When reading guides on how to trade Forex or going through Forex forums, sooner or later you will stumble over a debate on whether high leverage is a good thing or a bad thing. It is worth mentioning that no stock brokers, commodities brokers or any other financial brokers offer leverages as high as Forex brokers do. When it comes to high leverage, there is a thin line between using and abusing.
One important point to understand here is concealed by a technicality of how leverage works. You see, the leverage influences the margin, however it does not influence pip value - trading volume does.
It is true that higher leverage can be used to trade higher volumes. Overtrading, whether by opening too many orders or opening orders that are too big would simultaneously lead to less free margin and a higher pip value. As a result, the trading account becomes much more susceptible to margin calls because it simply cannot withstand the market volatility. This is a textbook example of how not to start Forex trading. Poor money and risk management can get an account balance wiped clean before a trader has even got started with Forex. Read this article about the top 10 money management tips.
On the other hand, assuming all other things are equal and higher leverage is used to trade the same volumes as you would with a lower leverage, you get more free margin keeping the same pip value. As result, your account can withstand higher volatility.
First and foremost, never trade with the funds you can not afford to lose. Starting out in Forex trading is just like starting to trade in any other finacial market - a risky business where only risk capital should be used. Trading with money one can afford to lose also eases the strain on the trader's psyche, which will be heavily tested as it is, especially on the early stages of learning how to get started with Forex trading.
Most beginner traders are cautious with their initial deposits, but often deposit much larger sums after getting a taste of Forex trading. This usually means two things; they lost the initial deposit, while growing anxious and excited, so aim to recoup with the help of additional funds and higher volumes. Sooner or later the double-or-nothing strategy inevitably leads to disaster, and in Forex it is often sooner rather than later.
Consider what funds you can afford to lose should you face any losses. Just remember that in Forex, it is not the market that will be your potential downfall - it's you.
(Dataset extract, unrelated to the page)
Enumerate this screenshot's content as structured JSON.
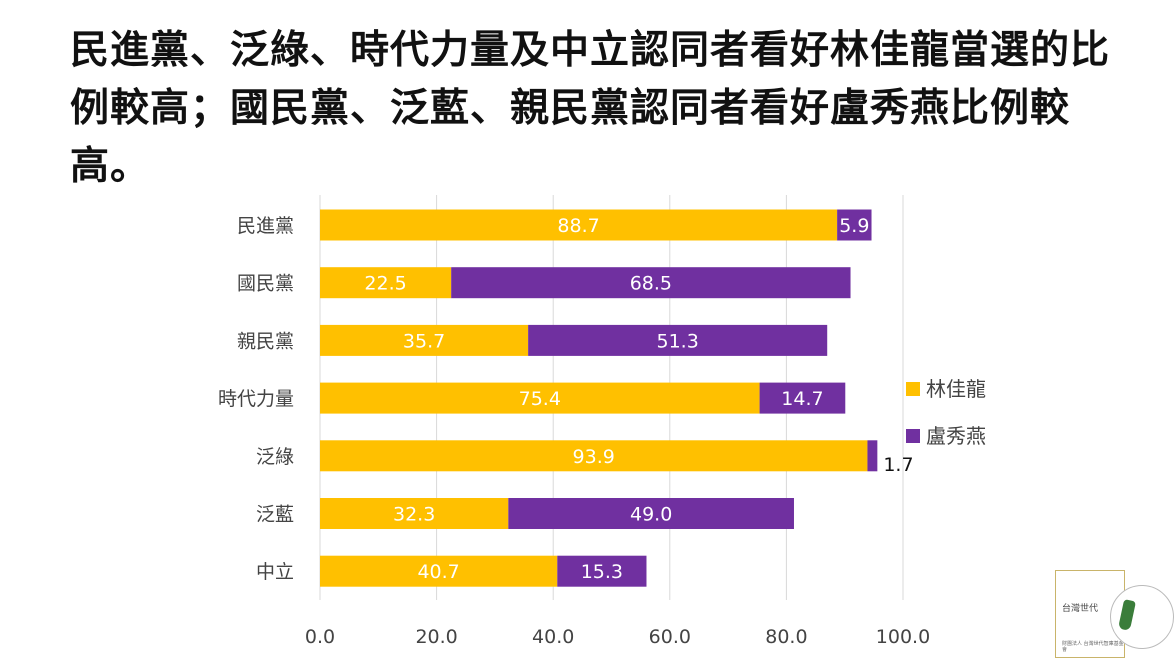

A trading terminal or a trading platform is the software which a trader uses to perform trading activity.
When learning how to start Forex trading from home a lot of traders start by getting acquainted with the platform. There are many kinds, and usually more than one is offered by each broker. They all work more or less the same and include a list of financial instruments available for trading, a terminal with information about your balance, margin, equity, free margin and ongoing trades, and the chart screen that informs you of the price-time action of a selected instrument. Once you get the hang of using one of the platforms, you will get them all.
For a fundamental kind of a trader, a platform is merely a tool for order placing. For the technical trader however, a platform is also a tool of analysis, as it enables various charting techniques as well as the usage of technical indicators.
Let the trading begin
It is highly recommended to anybody interested in learning how to start trading Forex online to read as much as possible. There will be a lot of duplicated information, especially at entry level, but the more you read the clearer things will be and the more idea you will have on what to do next.
This wraps up the basics on how to get started in Forex trading. If you have never traded before, start a demo account. It takes just five minutes of your time, costs you nothing and allows you to safely experience the Forex market. Practice on a demo account, but only long enough to understand the mechanics. To learn about actual trading and to get a real feel for being in the market you need to trade on a live account, but that will come with time.